Accanto ai nuovi servizi, i dati generati durante la user experience possono anche essere condivisi con altri utilizzatori per accrescere l’esperienza oppure condividere un apprendimento che in questo modo diventa ancora più veloce. Se il cliente può giovarsi delle esperienze fatte da altri utilizzatori, il suo apprendimento diventa più rapido e ancora più product specific. Questo ha ricadute importanti sia sulla sua soddisfazione sia sul lock-in competitivo.

Infine il prodotto connesso può abilitare gli utilizzatori a contribuire con propri suggerimenti e intuizioni nello sviluppo di nuovi prodotti e soluzioni, secondo logiche di co-creazione, come tipicamente avviene con i software rilasciati in versione beta.

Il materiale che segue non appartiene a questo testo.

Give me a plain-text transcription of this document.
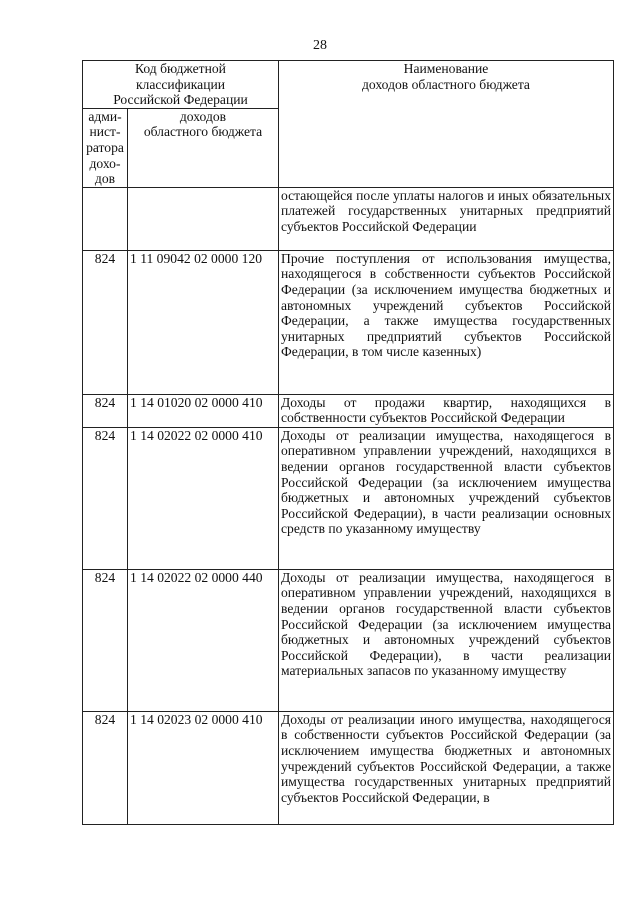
28
Код бюджетной
классификации
Российской Федерации		Наименование
доходов областного бюджета

адми-
нист-
ратора
дохо-
дов	доходов
областного бюджета	

		остающейся после уплаты налогов и иных обязательных платежей государственных унитарных предприятий субъектов Российской Федерации
824	1 11 09042 02 0000 120	Прочие поступления от использования имущества, находящегося в собственности субъектов Российской Федерации (за исключением имущества бюджетных и автономных учреждений субъектов Российской Федерации, а также имущества государственных унитарных предприятий субъектов Российской Федерации, в том числе казенных)
824	1 14 01020 02 0000 410	Доходы от продажи квартир, находящихся в собственности субъектов Российской Федерации
824	1 14 02022 02 0000 410	Доходы от реализации имущества, находящегося в оперативном управлении учреждений, находящихся в ведении органов государственной власти субъектов Российской Федерации (за исключением имущества бюджетных и автономных учреждений субъектов Российской Федерации), в части реализации основных средств по указанному имуществу
824	1 14 02022 02 0000 440	Доходы от реализации имущества, находящегося в оперативном управлении учреждений, находящихся в ведении органов государственной власти субъектов Российской Федерации (за исключением имущества бюджетных и автономных учреждений субъектов Российской Федерации), в части реализации материальных запасов по указанному имуществу
824	1 14 02023 02 0000 410	Доходы от реализации иного имущества, находящегося в собственности субъектов Российской Федерации (за исключением имущества бюджетных и автономных учреждений субъектов Российской Федерации, а также имущества государственных унитарных предприятий субъектов Российской Федерации, в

Questo cambio di prospettiva, che introduce il produttore dentro il momento dell’utilizzo, rendendo il prodotto lo strumento della relazione, offre la possibilità di creare nuovi e più duraturi modelli di business, basati non tanto (o finanche non più) sulla vendita, bensì su tutto il valore che si può estrarre durante l’intera vita utile del prodotto. In quest’ottica la vendita diventa l’elemento abilitante per occupare una posizione specifica all’interno del contesto di utilizzo del cliente, senza la quale non sarà mai possibile raccogliere alcun tipo di dato. Occupare quella posizione diventa un imperativo anche competitivo, perché spesso ciascuna categoria di prodotto vede un solo brand essere acquistato e usato. Quanti di voi hanno più di un frigorifero? Più di una macchina del caffè? Più di un computer? Più di un materasso? e nel prossimo futuro: più di un assistente virtuale? Vendere il prodotto significa occupare quello spazio e quindi da quel momento in avanti disporre dei dati sull’utilizzo del prodotto ma anche della categoria di prodotto. Su quei dati si costruisce poi il sistema di offerta, o digital value proposition. A questo punto, se la vendita diventa il momento abilitante, ci si può anche domandare se è dalla vendita che si deve ottenere il margine di profitto, oppure se da essa in avanti si può realizzare il profitto; in altre parole, se la vendita deve richiedere un prezzo o se addirittura non potremmo cedere il prodotto ad un prezzo prossimo a zero.